Ora, de acordo com a própria Constituição, artigo 7.º, as relações internacionais do Estado português regem-se pelos «(…) princípios da independência nacional, do respeito dos direitos do homem, dos direitos dos povos (…)» - incluindo «(…) o direito à insurreição contra todas as formas de opressão», conforme consta do n.º 3, o que sucede claramente em situações de grande conflitualidade interna e de crise generalizada - «(…) da igualdade entre os Estados, da solução pacífica dos conflitos internacionais, da não ingerência nos assuntos internos dos outros Estados e da cooperação com todos os outros povos para a emancipação e o progresso da humanidade.». Aqui, fala-se de princípios e não de oportunidades políticas.
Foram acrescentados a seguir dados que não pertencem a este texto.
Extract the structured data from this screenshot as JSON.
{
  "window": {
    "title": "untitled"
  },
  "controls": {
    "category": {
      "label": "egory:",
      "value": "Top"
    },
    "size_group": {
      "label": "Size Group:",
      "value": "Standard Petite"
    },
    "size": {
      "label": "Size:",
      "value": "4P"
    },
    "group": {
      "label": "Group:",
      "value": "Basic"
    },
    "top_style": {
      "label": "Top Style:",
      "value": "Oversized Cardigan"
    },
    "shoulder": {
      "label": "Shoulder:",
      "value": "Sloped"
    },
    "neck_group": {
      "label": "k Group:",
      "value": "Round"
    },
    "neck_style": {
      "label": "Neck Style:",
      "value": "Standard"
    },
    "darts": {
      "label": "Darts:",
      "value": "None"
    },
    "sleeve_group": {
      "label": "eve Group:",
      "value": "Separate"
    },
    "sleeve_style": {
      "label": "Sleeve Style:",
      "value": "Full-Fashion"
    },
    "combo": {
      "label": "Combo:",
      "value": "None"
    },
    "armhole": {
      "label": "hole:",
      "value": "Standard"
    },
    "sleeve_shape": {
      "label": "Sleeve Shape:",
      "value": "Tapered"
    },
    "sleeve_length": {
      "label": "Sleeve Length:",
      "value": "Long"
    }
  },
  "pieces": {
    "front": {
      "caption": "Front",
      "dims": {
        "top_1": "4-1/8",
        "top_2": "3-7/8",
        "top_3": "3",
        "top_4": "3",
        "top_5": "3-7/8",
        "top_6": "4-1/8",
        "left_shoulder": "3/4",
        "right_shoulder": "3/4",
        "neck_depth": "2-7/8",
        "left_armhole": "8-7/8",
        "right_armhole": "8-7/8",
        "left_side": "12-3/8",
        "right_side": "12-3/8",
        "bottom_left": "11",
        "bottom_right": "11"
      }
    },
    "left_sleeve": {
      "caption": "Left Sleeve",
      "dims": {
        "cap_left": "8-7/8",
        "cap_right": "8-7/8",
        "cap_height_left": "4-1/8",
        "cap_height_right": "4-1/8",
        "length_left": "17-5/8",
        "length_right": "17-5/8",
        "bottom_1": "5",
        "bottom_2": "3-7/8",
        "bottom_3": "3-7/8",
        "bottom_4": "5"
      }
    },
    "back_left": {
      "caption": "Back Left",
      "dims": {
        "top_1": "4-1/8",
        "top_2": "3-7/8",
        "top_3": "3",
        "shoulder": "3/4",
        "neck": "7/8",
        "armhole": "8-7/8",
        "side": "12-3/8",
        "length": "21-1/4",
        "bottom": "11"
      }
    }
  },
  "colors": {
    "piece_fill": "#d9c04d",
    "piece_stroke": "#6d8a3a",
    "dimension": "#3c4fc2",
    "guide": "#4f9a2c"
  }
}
Deste modo, os projectos de lei do CDS-PP e do PSD configuram, na prática, uma revisão dos princípios orientadores da política externa portuguesa e sugerem a sua inconstitucionalidade, a coberto de uma dependência total face às decisões e desígnios de organismos internacionais agressivos e imperialistas, como é o caso da NATO.
Por isso, corroborando a necessidade de clarificar os diversos procedimentos relativos a uma eventual decisão desta Assembleia a respeito do envolvimento internacional de forças militares portuguesas e partilhando da opinião de várias das propostas referentes aos mecanismos concretos de acompanhamento por esta Câmara, nomeadamente os procedimentos relativos à obrigatoriedade de informação e fiscalização da Assembleia da República, não podemos, contudo, subscrever o enunciado dos conteúdos políticos propostos, questão, para nós, absolutamente fundamental para determinar o nosso voto.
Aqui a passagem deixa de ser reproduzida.